On Sun, Mar 14, 2010 at 21:29, Walter Bright <newshound1 at digitalmars.com>wrote:

> Philippe Sigaud wrote:
>
>> 1- thanks Walter for opening new vistas to me. Doing templated code
>> in D is so fun and powerful that you transformed forever the way I
>> look at problems.
>>
>
> Years ago, although I had implemented templates for C++, I didn't "get"
> them. Not at all. I didn't even plan to put templates in D, because they
> seemed overly complex, ugly, and had little value.
>

That's interesting to know that you could implement templates, without
understanding them.


I eventually realized that what was preventing me from understanding C++
> templates was the syntax.

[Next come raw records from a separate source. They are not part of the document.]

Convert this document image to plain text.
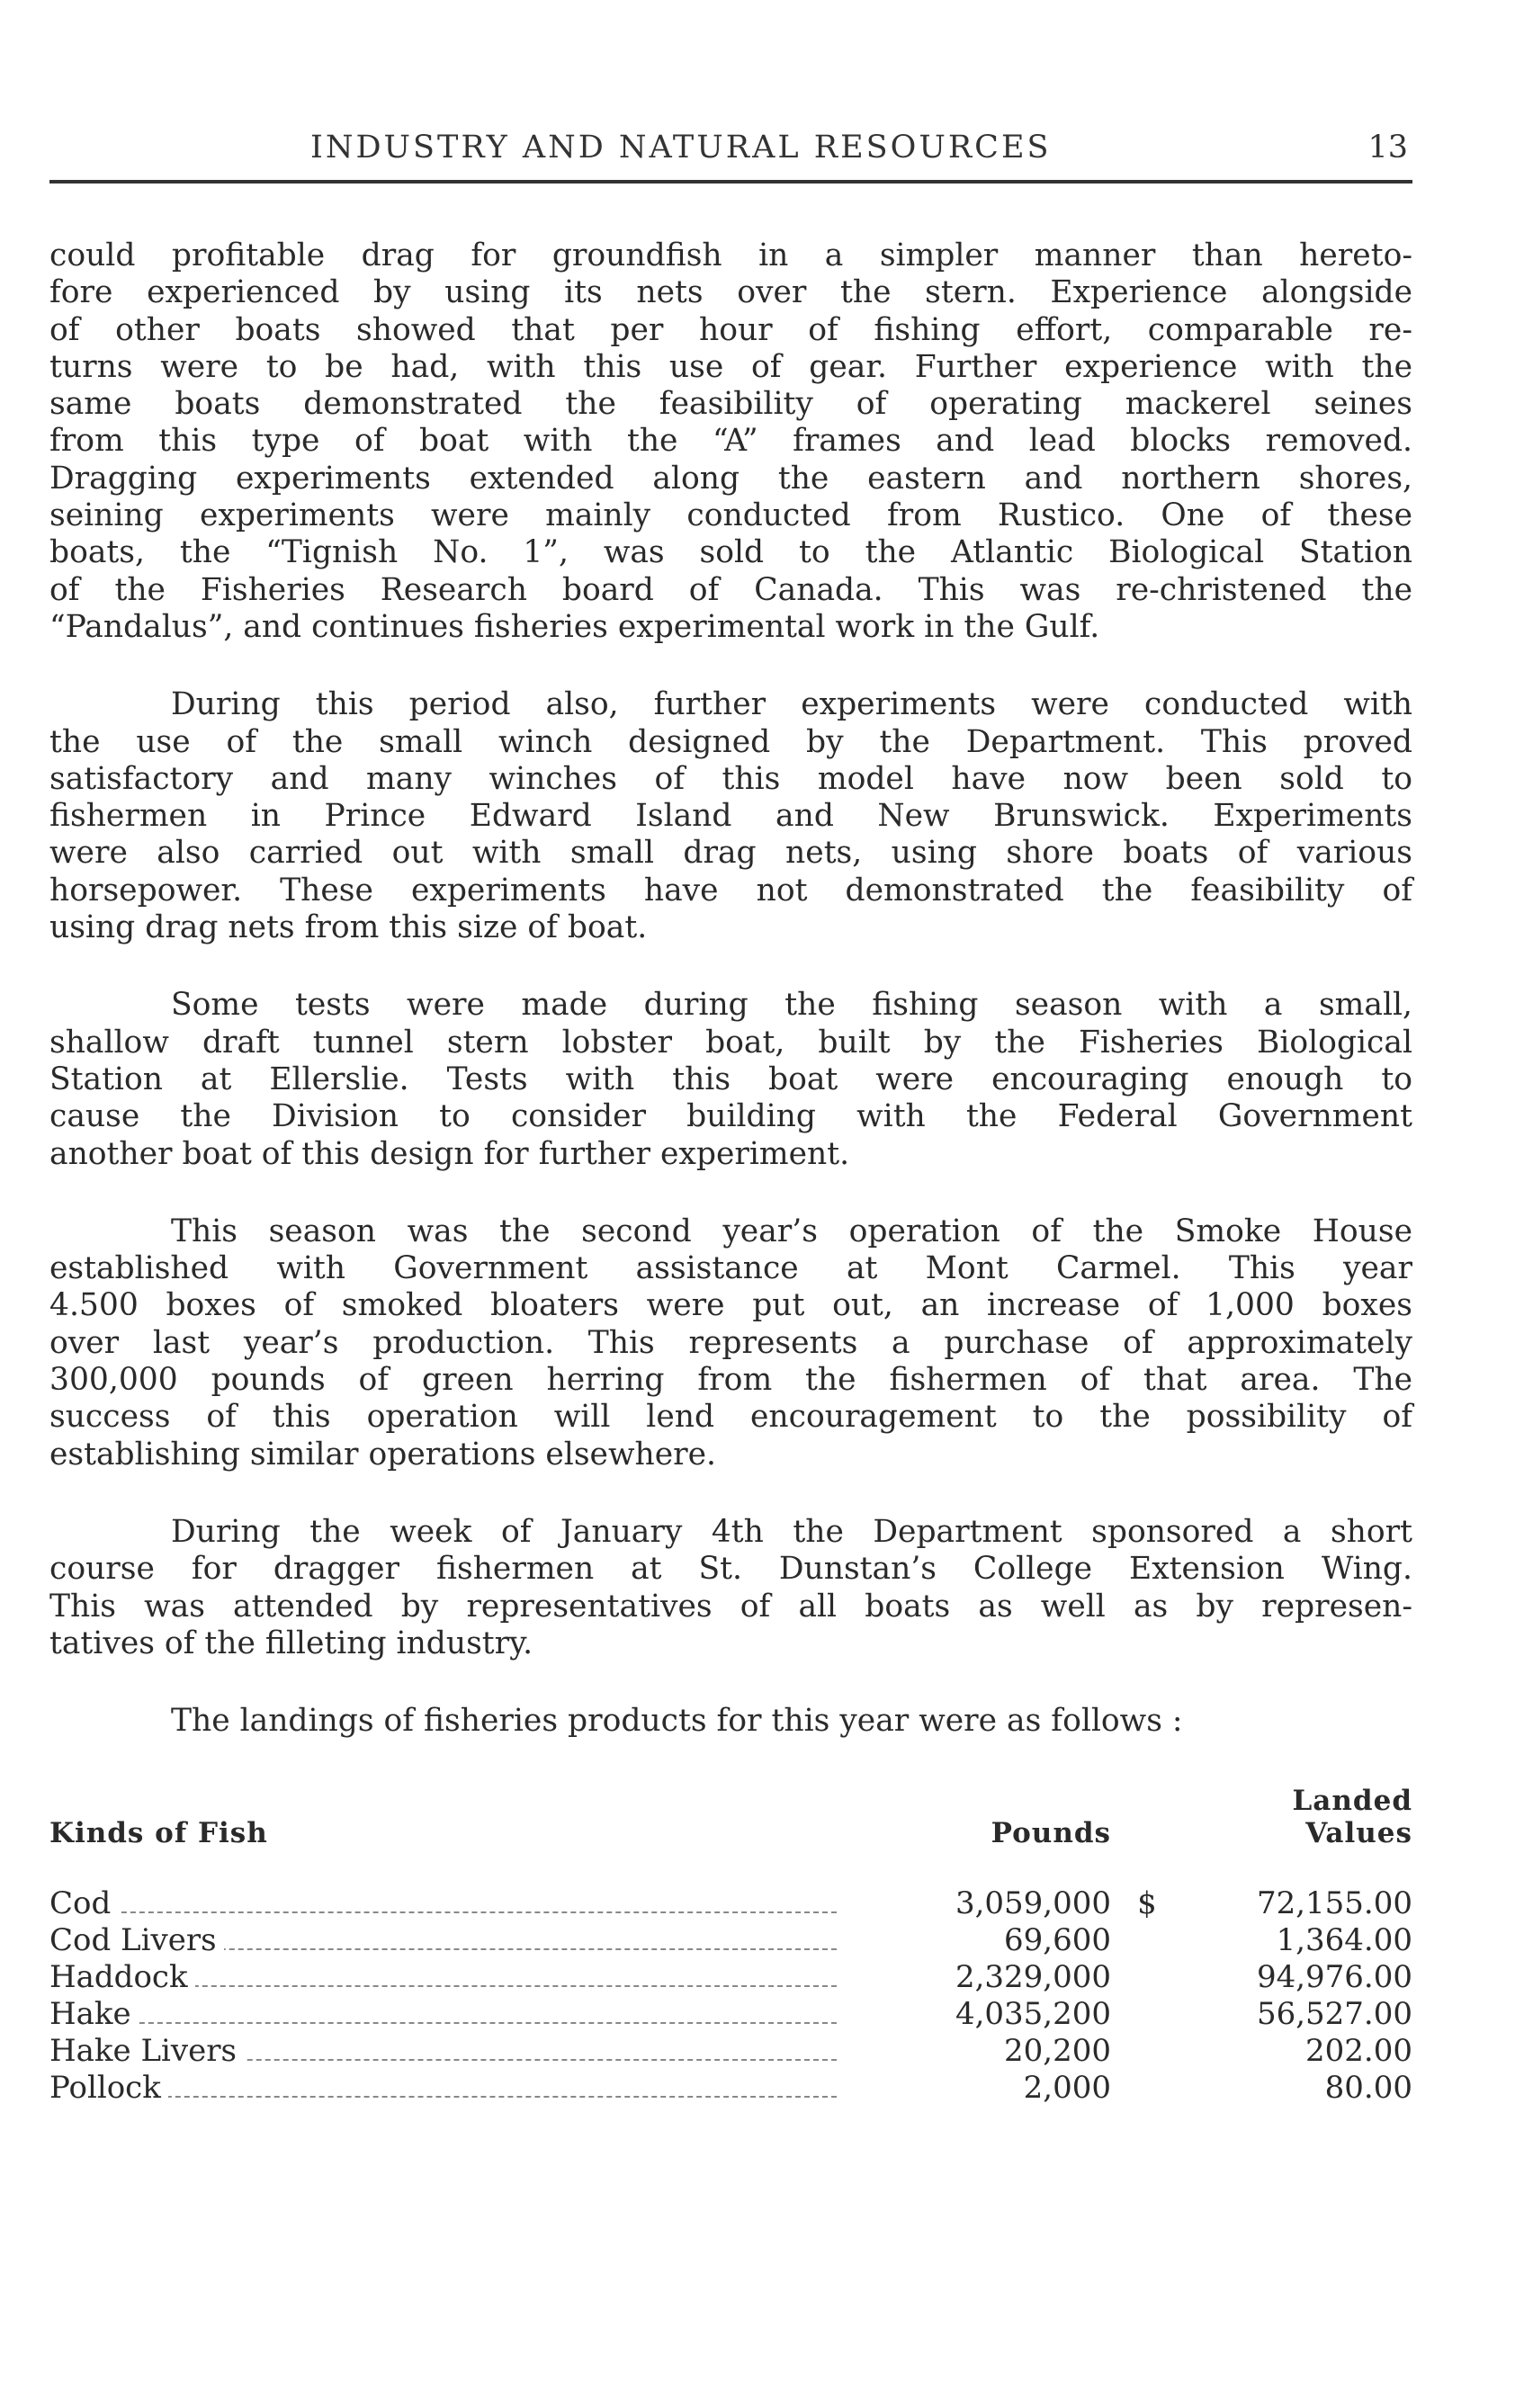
INDUSTRY AND NATURAL RESOURCES	13

could profitable drag for groundfish in a simpler manner than hereto-
fore experienced by using its nets over the stern. Experience alongside
of other boats showed that per hour of fishing effort, comparable re-
turns were to be had, with this use of gear. Further experience with the
same boats demonstrated the feasibility of operating mackerel seines
from this type of boat with the “A” frames and lead blocks removed.
Dragging experiments extended along the eastern and northern shores,
seining experiments were mainly conducted from Rustico. One of these
boats, the “Tignish No. 1”, was sold to the Atlantic Biological Station
of the Fisheries Research board of Canada. This was re-christened the
“Pandalus”, and continues fisheries experimental work in the Gulf.

During this period also, further experiments were conducted with
the use of the small winch designed by the Department. This proved
satisfactory and many winches of this model have now been sold to
fishermen in Prince Edward Island and New Brunswick. Experiments
were also carried out with small drag nets, using shore boats of various
horsepower. These experiments have not demonstrated the feasibility of
using drag nets from this size of boat.

Some tests were made during the fishing season with a small,
shallow draft tunnel stern lobster boat, built by the Fisheries Biological
Station at Ellerslie. Tests with this boat were encouraging enough to
cause the Division to consider building with the Federal Government
another boat of this design for further experiment.

This season was the second year’s operation of the Smoke House
established with Government assistance at Mont Carmel. This year
4.500 boxes of smoked bloaters were put out, an increase of 1,000 boxes
over last year’s production. This represents a purchase of approximately
300,000 pounds of green herring from the fishermen of that area. The
success of this operation will lend encouragement to the possibility of
establishing similar operations elsewhere.

During the week of January 4th the Department sponsored a short
course for dragger fishermen at St. Dunstan’s College Extension Wing.
This was attended by representatives of all boats as well as by represen-
tatives of the filleting industry.

The landings of fisheries products for this year were as follows :

Kinds of Fish	Pounds		Landed
Values

Cod	3,059,000	$	72,155.00

Cod Livers	69,600		1,364.00

Haddock	2,329,000		94,976.00

Hake	4,035,200		56,527.00

Hake Livers	20,200		202.00

Pollock	2,000		80.00
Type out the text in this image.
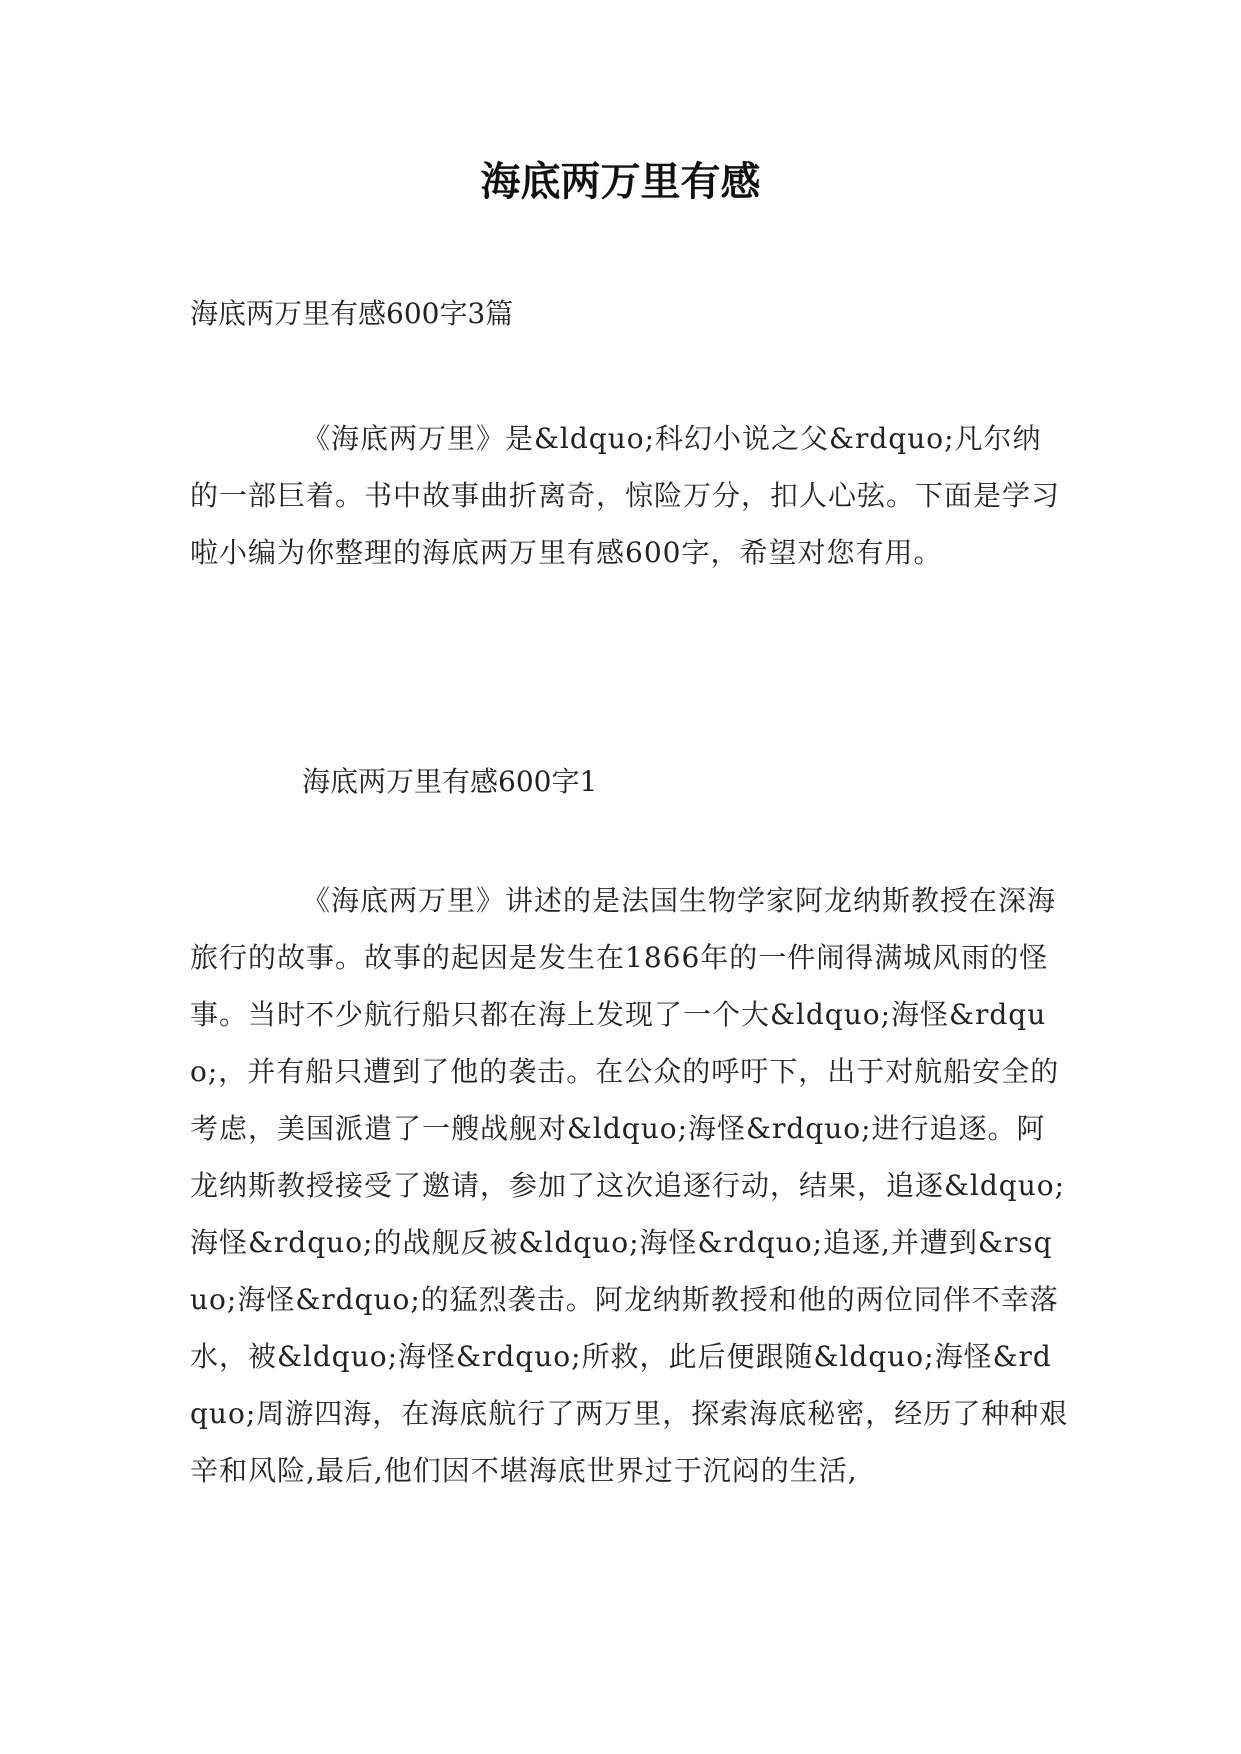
海底两万里有感
海底两万里有感600字3篇

《海底两万里》是&ldquo;科幻小说之父&rdquo;凡尔纳的一部巨着。书中故事曲折离奇，惊险万分，扣人心弦。下面是学习啦小编为你整理的海底两万里有感600字，希望对您有用。

海底两万里有感600字1

《海底两万里》讲述的是法国生物学家阿龙纳斯教授在深海旅行的故事。故事的起因是发生在1866年的一件闹得满城风雨的怪事。当时不少航行船只都在海上发现了一个大&ldquo;海怪&rdquo;，并有船只遭到了他的袭击。在公众的呼吁下，出于对航船安全的考虑，美国派遣了一艘战舰对&ldquo;海怪&rdquo;进行追逐。阿龙纳斯教授接受了邀请，参加了这次追逐行动，结果，追逐&ldquo;海怪&rdquo;的战舰反被&ldquo;海怪&rdquo;追逐,并遭到&rsquo;海怪&rdquo;的猛烈袭击。阿龙纳斯教授和他的两位同伴不幸落水，被&ldquo;海怪&rdquo;所救，此后便跟随&ldquo;海怪&rdquo;周游四海，在海底航行了两万里，探索海底秘密，经历了种种艰辛和风险,最后,他们因不堪海底世界过于沉闷的生活,
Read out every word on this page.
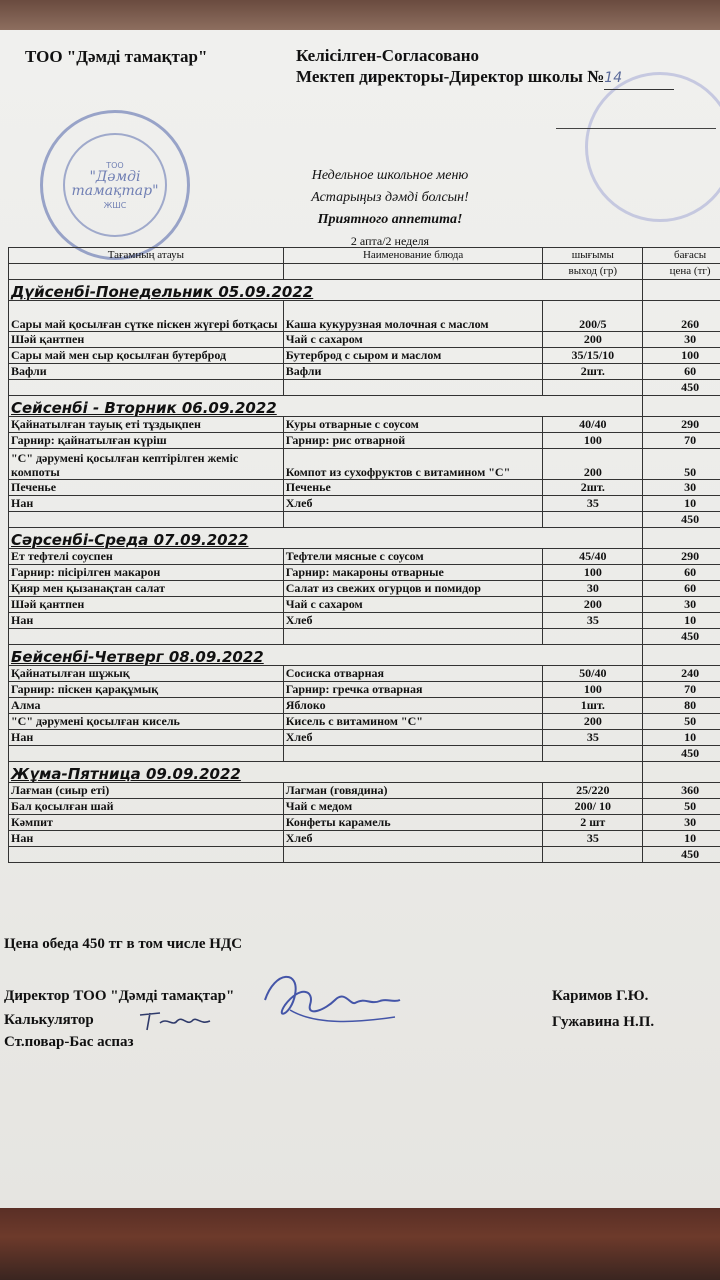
ТОО "Дәмді тамақтар"	Келісілген-Согласовано
Мектеп директоры-Директор школы №14
ТОО
"Дәмді тамақтар"
ЖШС
Недельное школьное меню
Астарыңыз дәмді болсын!
Приятного аппетита!
2 апта/2 неделя
Тағамның атауы	Наименование блюда	шығымы	бағасы
		выход (гр)	цена (тг)
Дүйсенбі-Понедельник 05.09.2022			
Сары май қосылған сүтке піскен жүгері ботқасы	Каша кукурузная молочная с маслом	200/5	260
Шәй қантпен	Чай с сахаром	200	30
Сары май мен сыр қосылған бутерброд	Бутерброд с сыром и маслом	35/15/10	100
Вафли	Вафли	2шт.	60
			450
Сейсенбі - Вторник 06.09.2022			
Қайнатылған тауық еті тұздықпен	Куры отварные с соусом	40/40	290
Гарнир: қайнатылған күріш	Гарнир: рис отварной	100	70
"С" дәрумені қосылған кептірілген жеміс компоты	Компот из сухофруктов с витамином "С"	200	50
Печенье	Печенье	2шт.	30
Нан	Хлеб	35	10
			450
Сәрсенбі-Среда 07.09.2022			
Ет тефтелі соуспен	Тефтели мясные с соусом	45/40	290
Гарнир: пісірілген макарон	Гарнир: макароны отварные	100	60
Қияр мен қызанақтан салат	Салат из свежих огурцов и помидор	30	60
Шәй қантпен	Чай с сахаром	200	30
Нан	Хлеб	35	10
			450
Бейсенбі-Четверг 08.09.2022			
Қайнатылған шұжық	Сосиска отварная	50/40	240
Гарнир: піскен қарақұмық	Гарнир: гречка отварная	100	70
Алма	Яблоко	1шт.	80
"С" дәрумені қосылған кисель	Кисель с витамином "С"	200	50
Нан	Хлеб	35	10
			450
Жұма-Пятница 09.09.2022			
Лағман (сиыр еті)	Лагман (говядина)	25/220	360
Бал қосылған шай	Чай с медом	200/ 10	50
Кәмпит	Конфеты карамель	2 шт	30
Нан	Хлеб	35	10
			450
Цена обеда 450 тг в том числе НДС
Директор ТОО "Дәмді тамақтар"	Каримов Г.Ю.
Калькулятор	Гужавина Н.П.
Ст.повар-Бас аспаз
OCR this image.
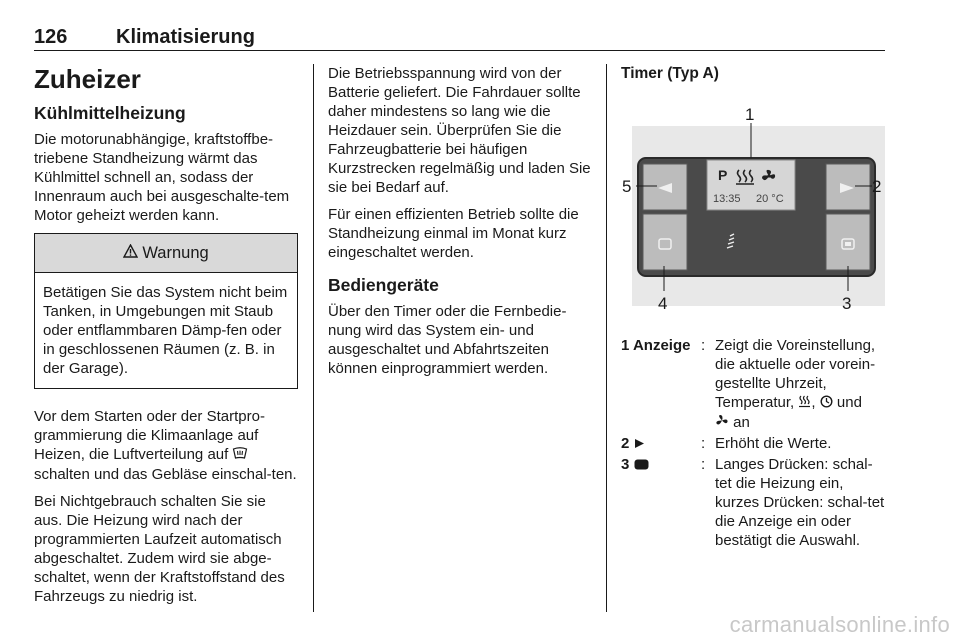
126 Klimatisierung
Zuheizer
Kühlmittelheizung

Die motorunabhängige, kraftstoffbe-triebene Standheizung wärmt das Kühlmittel schnell an, sodass der Innenraum auch bei ausgeschalte-tem Motor geheizt werden kann.

Warnung
Betätigen Sie das System nicht beim Tanken, in Umgebungen mit Staub oder entflammbaren Dämp-fen oder in geschlossenen Räumen (z. B. in der Garage).

Vor dem Starten oder der Startpro-grammierung die Klimaanlage auf Heizen, die Luftverteilung auf  schalten und das Gebläse einschal-ten.

Bei Nichtgebrauch schalten Sie sie aus. Die Heizung wird nach der programmierten Laufzeit automatisch abgeschaltet. Zudem wird sie abge-schaltet, wenn der Kraftstoffstand des Fahrzeugs zu niedrig ist.

Die Betriebsspannung wird von der Batterie geliefert. Die Fahrdauer sollte daher mindestens so lang wie die Heizdauer sein. Überprüfen Sie die Fahrzeugbatterie bei häufigen Kurzstrecken regelmäßig und laden Sie sie bei Bedarf auf.

Für einen effizienten Betrieb sollte die Standheizung einmal im Monat kurz eingeschaltet werden.

Bediengeräte

Über den Timer oder die Fernbedie-nung wird das System ein- und ausgeschaltet und Abfahrtszeiten können einprogrammiert werden.

Timer (Typ A)
P
13:35 20 °C
1
2
3
4
5
1 Anzeige : Zeigt die Voreinstellung, die aktuelle oder vorein-gestellte Uhrzeit, Temperatur, , und
an
2	: Erhöht die Werte.
3	: Langes Drücken: schal-tet die Heizung ein, kurzes Drücken: schal-tet die Anzeige ein oder bestätigt die Auswahl.
carmanualsonline.info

Change the syntax, and what is happening suddenly
> becomes obvious.
> (snip)
> Yes, it looks like a trivial change, and perhaps it is. But it makes a
> world of difference, because it now looks like something I do get - a
> parameter list to something.
>

That's my first 15' with D right there, Walter.
It may be due to my not knowing what 'template' means in English at the time
I was exposed to them in C++. But reading the D docs, it became clear that
they were just 'potential code', waiting to be created, with parameters
governing what could happen.



> I had another epiphany from watching Scott Meyers give a presentation about
> an application for templated type lists in C++. Nearly the full hour was
> spent detailing a titanic struggle with the syntax. I suddenly realized that
> the whole presentation would have been over in 5 minutes if the syntax of
> type lists was simply that of an array of types. We already understand
> arrays of values, so why should an array of types be any different?
>

Seconded, and thanks again for making that accessible.
I was looking at Boost MPL (Meta-Programming Library) a few days ago, and
thinking "How complicated the C++ syntax makes all this". I consider the MPL
one of the most impressive part of Boost, but I don't think I'll ever use
it. I have trouble extracting the intent among all the syntactic noise.

Whereas in D, the first time I read some of Andrei's templates, (something
akin to staticMap!(Unqual, Types)) the meaning was clear.

The third 'leg' on which D templates rest is the alias parameters. I can
have access to any symbol, including other templates?  Oh yes!